The Army announced Aug. 29 that it has selected three companies to develop prototype weapons it says will make ground pounders more lethal in future battles.
Dubbed the Next-Generation Squad Weapon program, the Army is asking industry to come up with weapon and ammunition designs that will address some of the shortfalls it has seen with the current M4 and M249 Squad Automatic Weapon carried by most front-line units.
Chambered in 5.56mm, the M4 and SAW has a lethal range of about 300 meters, service officials have said.
The new rifle and automatic rifle must be able to engage targets out to 600 meters, industry insiders say.
“This is a weapon that could defeat any body armor, any planned body armor that we know of in the future,” former Army Chief of Staff Gen. Mark Milley has said. “This is a weapon that can go out at ranges that are unknown today. There is a target acquisition system built into this thing that is unlike anything that exists today. This is a very sophisticated weapon."

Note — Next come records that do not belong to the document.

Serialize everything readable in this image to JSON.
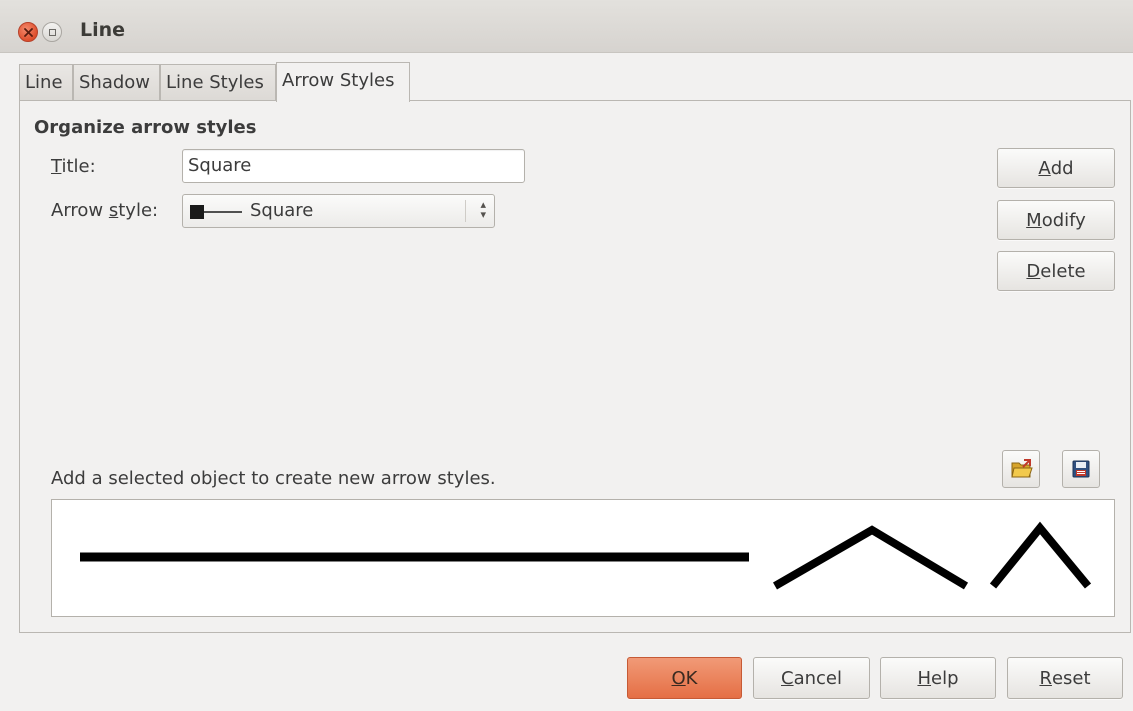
{
  "window": {
    "title": "Line"
  },
  "tabs": [
    {
      "label": "Line",
      "active": false
    },
    {
      "label": "Shadow",
      "active": false
    },
    {
      "label": "Line Styles",
      "active": false
    },
    {
      "label": "Arrow Styles",
      "active": true
    }
  ],
  "section": {
    "title": "Organize arrow styles"
  },
  "form": {
    "title_label_mnemonic": "T",
    "title_label_rest": "itle:",
    "title_value": "Square",
    "arrow_label_pre": "Arrow ",
    "arrow_label_mnemonic": "s",
    "arrow_label_rest": "tyle:",
    "arrow_style_selected": "Square"
  },
  "side_buttons": {
    "add_mnemonic": "A",
    "add_rest": "dd",
    "modify_mnemonic": "M",
    "modify_rest": "odify",
    "delete_mnemonic": "D",
    "delete_rest": "elete"
  },
  "hint_text": "Add a selected object to create new arrow styles.",
  "icons": {
    "load": "open-folder-icon",
    "save": "save-disk-icon"
  },
  "footer": {
    "ok_mnemonic": "O",
    "ok_rest": "K",
    "cancel_mnemonic": "C",
    "cancel_rest": "ancel",
    "help_mnemonic": "H",
    "help_rest": "elp",
    "reset_mnemonic": "R",
    "reset_rest": "eset"
  },
  "colors": {
    "ok_button": "#e56f45",
    "close_button": "#de4f2d"
  }
}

In its announcement on the Federal Business Opportunities website, the Army said it had selected General Dynamics Ordnance and Tactical Systems, AAI Corporation Textron Systems and Sig Sauer as the three finalists for the program. Previously FN America — which makes many of the Army’s current M4 rifles — and PCP Tactical were being considered for the NGSW program.
The Army is asking GD, Textron and Sig Sauer each to supply 53 rifles, 43 automatic rifles and 850,000 rounds of ammunition for testing. The contract lasts for eight years, but the prototype testing will last for 27 months — in line with the Army’s stated goal to have the new rifle and machine gun fielded to combat units by 2022.
The service has said the NGSW will not replace all M4s in the Army but will be carried primarily by front-line troops.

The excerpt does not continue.